How to Break the Curse of Knowledge and Make Your Ideas Land
A balanced guide to turning deep expertise into clear, compelling communication
The hardest part of explaining complex ideas isn’t a lack of knowledge—it’s having too much of it. When you’re deep in your field, you forget what it’s like not to know. That’s the curse of knowledge. And it’s what stops your ideas from landing.
We often assume others have the same mental map. So we explain everything we know. We add more detail, more context, more background. We continue to discuss, hoping that clarity will eventually emerge. But it doesn’t.
I once witnessed this happen to a brilliant enterprise architect. She had done incredible work—migrating legacy systems into a unified data platform. Her work had a broad impact. But she was on the first floor. The executives were on the tenth. They never met.

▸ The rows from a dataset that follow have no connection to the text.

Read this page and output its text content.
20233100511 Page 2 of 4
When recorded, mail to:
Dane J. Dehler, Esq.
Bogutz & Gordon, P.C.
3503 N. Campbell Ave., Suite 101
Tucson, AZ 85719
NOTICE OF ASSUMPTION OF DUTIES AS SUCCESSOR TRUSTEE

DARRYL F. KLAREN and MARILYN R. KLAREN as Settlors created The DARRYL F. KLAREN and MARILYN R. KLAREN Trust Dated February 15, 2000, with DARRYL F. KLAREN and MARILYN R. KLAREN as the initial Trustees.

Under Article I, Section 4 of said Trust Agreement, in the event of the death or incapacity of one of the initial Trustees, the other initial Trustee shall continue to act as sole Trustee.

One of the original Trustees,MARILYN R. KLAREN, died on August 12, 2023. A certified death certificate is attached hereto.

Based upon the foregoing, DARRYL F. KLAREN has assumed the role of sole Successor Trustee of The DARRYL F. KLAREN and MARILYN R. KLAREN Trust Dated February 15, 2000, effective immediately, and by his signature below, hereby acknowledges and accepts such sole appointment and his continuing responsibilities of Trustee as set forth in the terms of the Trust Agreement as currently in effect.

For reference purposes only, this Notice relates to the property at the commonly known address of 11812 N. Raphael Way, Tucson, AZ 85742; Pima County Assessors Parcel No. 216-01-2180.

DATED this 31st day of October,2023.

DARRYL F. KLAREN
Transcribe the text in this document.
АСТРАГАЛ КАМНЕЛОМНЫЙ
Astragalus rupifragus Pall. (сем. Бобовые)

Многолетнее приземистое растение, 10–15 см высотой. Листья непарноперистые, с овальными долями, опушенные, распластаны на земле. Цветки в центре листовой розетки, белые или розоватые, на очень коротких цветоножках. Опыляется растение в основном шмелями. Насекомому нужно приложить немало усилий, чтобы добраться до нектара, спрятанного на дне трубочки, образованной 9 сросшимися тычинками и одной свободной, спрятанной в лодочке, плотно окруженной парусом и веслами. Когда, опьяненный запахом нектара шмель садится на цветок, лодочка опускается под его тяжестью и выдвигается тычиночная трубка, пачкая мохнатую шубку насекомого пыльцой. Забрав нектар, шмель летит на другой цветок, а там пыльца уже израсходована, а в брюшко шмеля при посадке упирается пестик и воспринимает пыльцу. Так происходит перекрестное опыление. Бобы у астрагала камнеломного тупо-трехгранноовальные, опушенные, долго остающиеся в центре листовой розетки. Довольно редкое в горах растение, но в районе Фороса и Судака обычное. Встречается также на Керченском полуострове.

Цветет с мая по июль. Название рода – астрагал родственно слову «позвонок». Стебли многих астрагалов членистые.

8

Then came her big moment: a 5-minute product showcase in the main auditorium, with VPs and directors in the room.
Her slide was packed—architecture diagrams, schema structures, bullet points. Everything was accurate. But nothing connected. She was explaining the work, not the meaning. From my seat, I watched the moment slip away.
No one leaned in. No one followed up. Not because the work lacked value, but because the message never progressed from detail to insight.
I’ve made the same mistake, especially in my early years as an engineer. I believed clarity came from depth. It doesn’t. It comes from relevance.
So, how do you break the curse?
Here’s what’s helped me—and many engineers I coach:
❶ Start with the TLDR
Before you speak or write, ask: What’s the one idea I want them to remember? Say that first. Not the history, not the architecture, not the method. Start with the point.
Example:
“We reduced monthly compute costs by 30%—and improved query speed.”
Once that lands, then tell them how. Now they’re listening.
❷ Use analogies
A good analogy is a shortcut to understanding. It connects something they already know to something you need them to know.
Recently, I had to explain event-driven architecture to a marketing leader. My first draft was accurate, but it was filled with message queues, triggers, and asynchronous workflows. It didn’t land.
So I stepped back and asked, 'What’s something familiar that behaves like this?'
I used this:
“Imagine a restaurant kitchen. Orders come in, and each station—grill, salad, dessert—prepares its part independently. Nobody waits for someone else to finish. They just do their piece and notify when ready. That’s how event-driven systems work—modular, responsive, and efficient.”
Her eyes lit up. She got it. Not because I simplified the system, but because I translated it into her world.
❸ Adapt to your audience
Don’t speak the same way to a CFO, a PM, and a backend engineer. Their mental models are different.
You don’t need a different truth. You need a variety of entry points.
Use your audience’s language. Talk in outcomes, not just architecture. Swap jargon for plain words. And always ask: What do they care about?
❹ Let AI help you flip the lens
AI can be a powerful partner—if you use it effectively. But don’t ask it to explain things to you. Ask it to help you explain to them.
Try prompts like:
“Explain [technical concept] using an analogy a [job role] would relate to.”
“Write this explanation in one sentence, assuming no background knowledge.”
“What’s a visual metaphor I could use to make this more intuitive for a non-technical audience?”
You’re not handing over your voice. You’re sharpening it through feedback.
Final thought
The curse of knowledge is real, but it’s not permanent. With empathy, clarity, and the courage to simplify, you can make your ideas land every time.
It’s not about dumbing things down. It’s about building bridges from your world to theirs.
And when you do that, your work doesn’t just get seen—it gets understood.